The purpose of undergraduate school for an engineer is to prove that you are technically proficient, to gain a broad base of math skills and basic science knowledge, and to figure out if you like the engineering field or not. If you want actual specialized training that will directly apply to the work you do on the field, you'll get that in graduate school.



If someone gets a art history degree that's means they can goto medical school ?

Literally any degree will qualify you for medical school. I've heard that in some ways humanities degrees have a better chance because their application sticks out a little more. Medical schools won't disqualify you based on your degree so long as you have a few essential course prerequisites (usually biology, chemistry, organic chemistry, and maybe 1-2 other biology courses depending on the med school). Some folk with B.A.'s who never took a science course will just knock off their pre-reqs in summer school or night school after their degree is already completely. They certainly don't expect you to have learned jack shyt about how to be a doctor based on your undergraduate education, they just want to ensure that you're competent in the general vocabulary and thought processes.




If a degree doesn't indicate that you are specialized in some aspect of study then why is there a declaration of what it is you're studying for??

Tradition, ego, sorting, and the fact that schools are heavily sub-divided into various departments who are very possessive over their field. The name on an undergraduate degree is less important than most people think it is. It's good to be able to show that you performed well in the same general areas as the job you hope to work in, but that has more to do with aptitude and work ethic than "specialized training" for how to actually do your job.




This is whats so disingenuous about the argument for those who are against doing away with standardized tests . People are saying. Well if you let anyone get in then a degree doesn't mean anything...

But a degree doesn't mean anything even now becuase you have people with degrees who are doing occupations that have little or nothing to do with the degree they got ...

And a LOT of jobs especially in the service sector- you don't really NEED a degree to do -

Yup. I'm a big fan of college because I think it's important to have a broad base of knowledge, you have to work a lot on your critical thinking, and it exposes people to ideas and people that they wouldn't have been exposed to otherwise.

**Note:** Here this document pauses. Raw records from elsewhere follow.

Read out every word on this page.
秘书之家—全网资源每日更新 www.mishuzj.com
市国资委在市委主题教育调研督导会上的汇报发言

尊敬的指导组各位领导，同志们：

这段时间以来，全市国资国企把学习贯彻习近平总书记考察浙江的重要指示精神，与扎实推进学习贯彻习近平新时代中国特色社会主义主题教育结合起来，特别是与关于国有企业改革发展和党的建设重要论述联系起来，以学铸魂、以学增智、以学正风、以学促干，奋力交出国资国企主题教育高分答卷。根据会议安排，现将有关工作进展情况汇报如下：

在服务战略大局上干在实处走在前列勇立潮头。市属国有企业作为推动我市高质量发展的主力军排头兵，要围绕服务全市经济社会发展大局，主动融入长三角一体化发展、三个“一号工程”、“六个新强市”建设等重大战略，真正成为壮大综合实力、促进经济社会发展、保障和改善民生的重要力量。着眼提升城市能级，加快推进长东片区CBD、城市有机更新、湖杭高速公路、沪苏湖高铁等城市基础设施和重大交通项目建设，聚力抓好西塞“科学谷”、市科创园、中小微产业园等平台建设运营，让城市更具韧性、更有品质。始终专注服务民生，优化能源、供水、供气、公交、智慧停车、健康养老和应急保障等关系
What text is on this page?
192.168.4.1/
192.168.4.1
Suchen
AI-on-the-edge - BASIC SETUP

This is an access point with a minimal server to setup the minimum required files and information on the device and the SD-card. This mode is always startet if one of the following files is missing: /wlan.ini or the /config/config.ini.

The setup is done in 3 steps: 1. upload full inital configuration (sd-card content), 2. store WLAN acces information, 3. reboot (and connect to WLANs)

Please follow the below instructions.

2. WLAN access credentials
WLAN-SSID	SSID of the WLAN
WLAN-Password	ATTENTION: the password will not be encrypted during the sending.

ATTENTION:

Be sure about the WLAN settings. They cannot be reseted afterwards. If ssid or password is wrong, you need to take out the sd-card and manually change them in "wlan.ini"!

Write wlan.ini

But MOST jobs which require a bachelor's degree, you don't really need to have gotten the degree to do the work. If you need specialized training then they will require a graduate degree. If all they require is a B.S. or a B.A., then I'll bet you could pick up the necessary background info for the job in less than a year of self-study, if that. The reason for getting a degree is 90% about the need to sort applicants and demonstrate basic ability and work ethic moreso than actually learning anything that will tell you how to do your job.